America put together the same roster as the day before for the previous games, leaving a host of medals and paces – Trayvon Bromell, Erriyon Knighton, Kenny Bednarek and injured Fred Kerley – on the bench.
The hall continued. His background: fifth place on this year’s list of 100 national championships but also the NCAA relay title in 2018 at the University of Houston, where the legendary Carl Lewis, who was a frequent critic of the continuation of running strength of the United States, trained for many years.
“We tried to put together a team to have some kind of continuity and stickiness together,” says Bracy. “We did a great job yesterday. We just tried to go out and do the same thing today.
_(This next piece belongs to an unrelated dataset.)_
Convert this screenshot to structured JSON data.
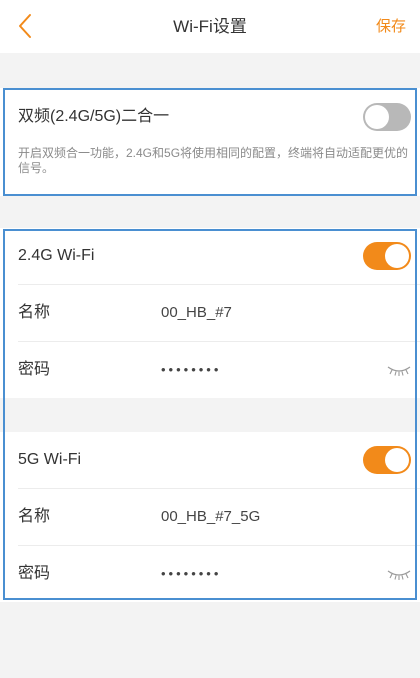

Things didn’t go in our favor… and we took the ‘L’. .'”
A thought for men: Take a page from a book written by women’s relay coach, Mechelle Lewis Freeman.
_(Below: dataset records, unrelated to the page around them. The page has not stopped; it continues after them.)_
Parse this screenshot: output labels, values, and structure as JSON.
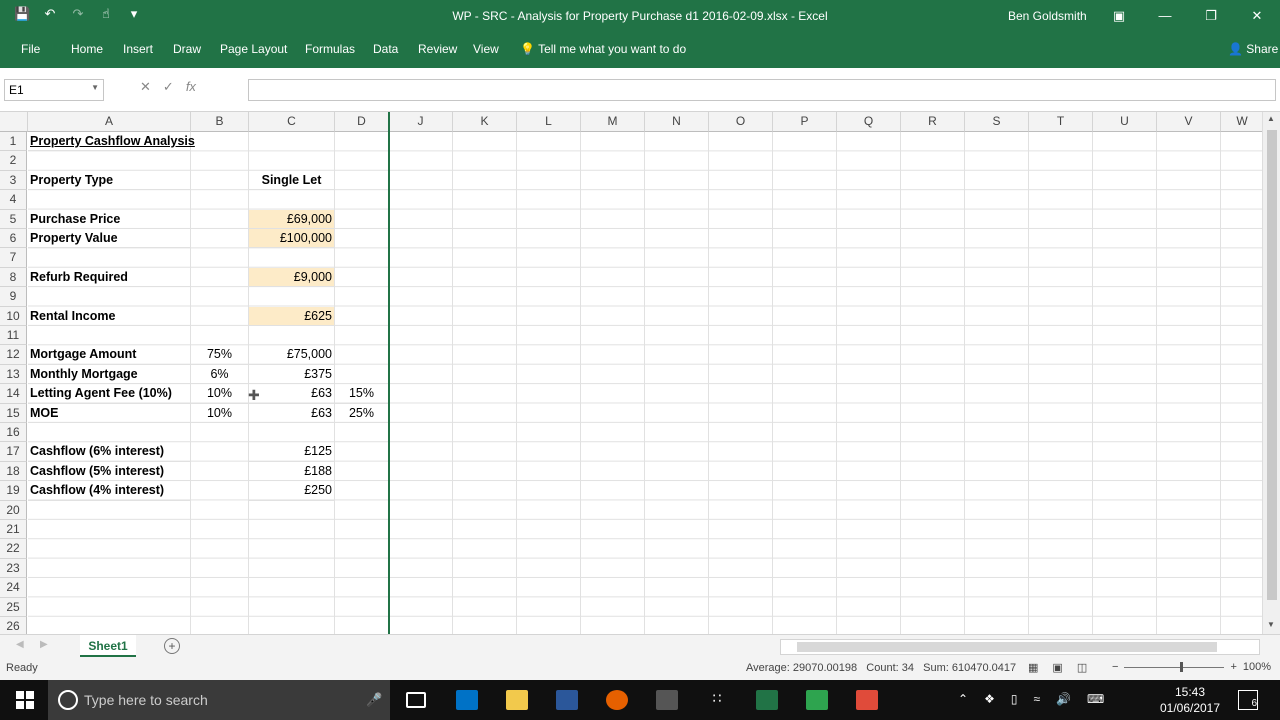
{
  "window": {
    "title": "WP - SRC - Analysis for Property Purchase d1 2016-02-09.xlsx  -  Excel",
    "user": "Ben Goldsmith"
  },
  "ribbon": {
    "tabs": [
      "File",
      "Home",
      "Insert",
      "Draw",
      "Page Layout",
      "Formulas",
      "Data",
      "Review",
      "View"
    ],
    "tell_me": "Tell me what you want to do",
    "share": "Share"
  },
  "formula_bar": {
    "name_box": "E1",
    "fx": "fx",
    "value": ""
  },
  "columns": [
    "A",
    "B",
    "C",
    "D",
    "J",
    "K",
    "L",
    "M",
    "N",
    "O",
    "P",
    "Q",
    "R",
    "S",
    "T",
    "U",
    "V",
    "W"
  ],
  "rows": [
    "1",
    "2",
    "3",
    "4",
    "5",
    "6",
    "7",
    "8",
    "9",
    "10",
    "11",
    "12",
    "13",
    "14",
    "15",
    "16",
    "17",
    "18",
    "19",
    "20",
    "21",
    "22",
    "23",
    "24",
    "25",
    "26"
  ],
  "cells": {
    "A1": "Property Cashflow Analysis",
    "A3": "Property Type",
    "C3": "Single Let",
    "A5": "Purchase Price",
    "C5": "£69,000",
    "A6": "Property Value",
    "C6": "£100,000",
    "A8": "Refurb Required",
    "C8": "£9,000",
    "A10": "Rental Income",
    "C10": "£625",
    "A12": "Mortgage Amount",
    "B12": "75%",
    "C12": "£75,000",
    "A13": "Monthly Mortgage",
    "B13": "6%",
    "C13": "£375",
    "A14": "Letting Agent Fee (10%)",
    "B14": "10%",
    "C14": "£63",
    "D14": "15%",
    "A15": "MOE",
    "B15": "10%",
    "C15": "£63",
    "D15": "25%",
    "A17": "Cashflow (6% interest)",
    "C17": "£125",
    "A18": "Cashflow (5% interest)",
    "C18": "£188",
    "A19": "Cashflow (4% interest)",
    "C19": "£250"
  },
  "sheet_tabs": {
    "active": "Sheet1",
    "add": "+"
  },
  "status": {
    "ready": "Ready",
    "average": "Average: 29070.00198",
    "count": "Count: 34",
    "sum": "Sum: 610470.0417",
    "zoom": "100%"
  },
  "taskbar": {
    "search_placeholder": "Type here to search",
    "time": "15:43",
    "date": "01/06/2017",
    "notifications": "6"
  },
  "colors": {
    "excel_green": "#217346",
    "input_fill": "#fdebc8"
  }
}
Each team consists of the eighth-placed team in the 100th round (Jefferson), the fifth-placed team in the 200th round (Steiner) and two other teams (Prandini and Terry) that failed to make it through to their semi-finals.
The initial pass between Jefferson and Steiner may not have been surprisingly smooth, but neither was Jamaica.
Terry took the baton for the anchored foot four paces ahead of Jackson, who, two nights earlier, had run the second-fastest ever in the 200 lap (21.45).
The Jamaican finished, and closed a few more matches, but when Terry entered, she had her first American win at worlds in this race since 2017, when Fraser-Pryce leave after giving birth.
The relay medals gave the US 28 medals for the meeting, just three short of the record for a world championship. It will be prioritized for medals in the men’s and women’s 4×400 and women’s 800 with Olympic champion Athing Mu.
Other winners on Saturday included Emmanuel Kipkurui Korir of Kenya in the men’s 800, Gudaf Tsegay of Ethiopia in the women’s 5000, Grenada’s Anderson Peters in the men’s javelin throw and Pedro Pichardo of Portugal, who won the men’s javelin throw. defended his Olympic title with the world title in the men’s triple event. leap
The evening also featured a call (finally?) to Allyson Felix, who was lured back to the world stage to run prelims in the women’s 4×400 race.
It helped Felix win her 20th world championship and 14th gold medal after Sunday’s final. The US has won 4×400 in seven of the past nine worlds.